According to the research and technology firm ON World, the market for wireless sensor network (WSN) products—think smart appliances, thermostats, security and safety sensors, and lighting controls— will have global annual revenues of $25.8 billion this year. That’s one great big Internet of Things!
By 2018, WSN device shipments are projected to surpass 930 million units. With demand for whole home system integration growing, home automation and control applications will account for more than half that number. Naturally, this translates into greater demand for broadband to keep all those devices going, which should keep installers and service providers alike busy for the foreseeable future.
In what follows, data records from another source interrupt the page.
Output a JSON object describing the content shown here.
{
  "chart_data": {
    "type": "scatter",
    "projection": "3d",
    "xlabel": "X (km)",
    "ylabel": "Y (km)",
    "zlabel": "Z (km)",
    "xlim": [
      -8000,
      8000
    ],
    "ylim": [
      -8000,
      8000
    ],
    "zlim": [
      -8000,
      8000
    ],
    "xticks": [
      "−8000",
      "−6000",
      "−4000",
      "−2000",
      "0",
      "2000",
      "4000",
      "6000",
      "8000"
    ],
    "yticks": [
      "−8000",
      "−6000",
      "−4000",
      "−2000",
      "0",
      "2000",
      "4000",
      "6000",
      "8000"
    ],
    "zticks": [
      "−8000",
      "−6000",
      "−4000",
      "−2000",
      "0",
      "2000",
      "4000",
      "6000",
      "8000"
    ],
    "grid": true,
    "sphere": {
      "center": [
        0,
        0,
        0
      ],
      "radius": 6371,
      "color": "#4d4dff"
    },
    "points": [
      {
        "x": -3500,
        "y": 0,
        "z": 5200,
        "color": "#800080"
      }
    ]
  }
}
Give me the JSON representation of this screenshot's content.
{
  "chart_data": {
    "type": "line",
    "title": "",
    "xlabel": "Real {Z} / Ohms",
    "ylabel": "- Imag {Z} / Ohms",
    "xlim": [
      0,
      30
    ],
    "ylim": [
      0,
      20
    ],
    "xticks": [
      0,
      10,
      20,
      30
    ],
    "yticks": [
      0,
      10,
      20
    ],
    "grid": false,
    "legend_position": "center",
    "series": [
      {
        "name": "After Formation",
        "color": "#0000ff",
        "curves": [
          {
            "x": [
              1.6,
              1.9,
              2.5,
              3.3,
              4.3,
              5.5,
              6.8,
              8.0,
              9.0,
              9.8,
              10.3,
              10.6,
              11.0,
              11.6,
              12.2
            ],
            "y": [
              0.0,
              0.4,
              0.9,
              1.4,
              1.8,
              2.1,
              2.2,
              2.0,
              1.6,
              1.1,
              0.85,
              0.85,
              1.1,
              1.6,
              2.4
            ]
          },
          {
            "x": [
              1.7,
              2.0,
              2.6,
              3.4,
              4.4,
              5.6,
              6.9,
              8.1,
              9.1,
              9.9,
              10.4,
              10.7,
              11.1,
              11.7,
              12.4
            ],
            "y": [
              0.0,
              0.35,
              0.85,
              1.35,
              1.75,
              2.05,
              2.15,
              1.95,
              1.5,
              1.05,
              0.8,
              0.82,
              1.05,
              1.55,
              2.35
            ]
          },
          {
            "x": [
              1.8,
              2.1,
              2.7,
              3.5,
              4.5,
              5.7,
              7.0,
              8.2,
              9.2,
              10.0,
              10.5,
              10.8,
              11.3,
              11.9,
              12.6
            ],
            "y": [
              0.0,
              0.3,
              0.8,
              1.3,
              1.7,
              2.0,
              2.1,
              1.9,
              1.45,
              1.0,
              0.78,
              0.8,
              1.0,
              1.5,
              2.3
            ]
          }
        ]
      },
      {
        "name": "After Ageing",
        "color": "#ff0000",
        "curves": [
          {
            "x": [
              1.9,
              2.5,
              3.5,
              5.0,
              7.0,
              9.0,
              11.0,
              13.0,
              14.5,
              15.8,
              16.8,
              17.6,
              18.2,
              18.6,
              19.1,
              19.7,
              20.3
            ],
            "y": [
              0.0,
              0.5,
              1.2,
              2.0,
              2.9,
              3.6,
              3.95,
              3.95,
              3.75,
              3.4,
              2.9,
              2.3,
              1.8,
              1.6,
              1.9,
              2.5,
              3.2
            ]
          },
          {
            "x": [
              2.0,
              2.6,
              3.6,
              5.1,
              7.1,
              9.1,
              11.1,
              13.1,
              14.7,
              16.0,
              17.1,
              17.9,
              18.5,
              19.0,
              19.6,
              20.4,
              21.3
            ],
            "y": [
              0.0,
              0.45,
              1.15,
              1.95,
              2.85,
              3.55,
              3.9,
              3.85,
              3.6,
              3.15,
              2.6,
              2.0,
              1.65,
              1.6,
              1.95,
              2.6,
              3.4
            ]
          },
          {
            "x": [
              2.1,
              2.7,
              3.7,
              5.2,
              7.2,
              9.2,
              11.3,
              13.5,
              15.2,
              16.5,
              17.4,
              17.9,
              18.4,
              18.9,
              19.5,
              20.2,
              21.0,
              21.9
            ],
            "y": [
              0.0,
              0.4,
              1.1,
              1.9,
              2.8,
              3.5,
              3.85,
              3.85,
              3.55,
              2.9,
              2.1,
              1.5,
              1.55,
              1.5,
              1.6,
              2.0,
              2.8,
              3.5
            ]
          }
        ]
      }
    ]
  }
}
For networks that include a number of legacy devices, the challenge for 2015 and beyond will be to get everything connected without having to replace the entire network infrastructure. Installers will need a variety of solutions to accommodate their client’s specific needs.
Intel recently introduced intelligent IoT gateways designed to do just that across a broad spectrum of industrial, energy, and transportation applications: these gateways collect sensor data and then analyze and normalize that data for sharing through the network and on the cloud.
In a recent OSP Magazine article, Ericsson director Ernie Gallo noted that, “Services are undergoing major changes in the areas of customer personalization and control, causing major impacts to operations and billing systems.” Citing AT&T’s Domain 2.0 as a prime example, Gallo suggested more and more customers want to control network elements themselves, and customize and configure their services without having to go through their service providers.
AT&T’s John Donovan announced in December that the company intends to step up its transition to software-defined networking (SDN) this year. The goal is to control more than 75% of its network using SDN by 2020. Toward that end, AT&T’s Network on Demand service enables companies to order, add, or change services on their own in near real time, giving them the ability to dial broadband speeds up or down in response to traffic, and to supply new communications ports in days as opposed to weeks.
As Gallo noted, companies will have to embrace the idea that giving more power to customers is the future, or risk losing market share.
Sprint Weighs in on Title II
In a meeting slated for February 26, the Federal Communications Commission may vote to reclassify fixed and mobile broadband in the U.S. as common carrier services, which can be regulated under Title II of the Communications Act. Title II has long been applied to the wireline telephone market.
On January 15, Sprint’s chief technology officer, Stephen Bye, wrote a letter to FCC Chairman Thomas Wheeler indicating that the company is not opposed to the possible change: “Sprint does not believe that a light touch application of Title II … would harm the continued investment in, and deployment of, mobile broadband services.”
For broadband ISPs looking to expand their fiber networks—and for those in the business of actually installing all that fiber —Title II could be very good for business: if the FCC starts treating them as telecommunications services, outfits such as Google Fiber could gain access to poles and other infrastructure owned by utilities.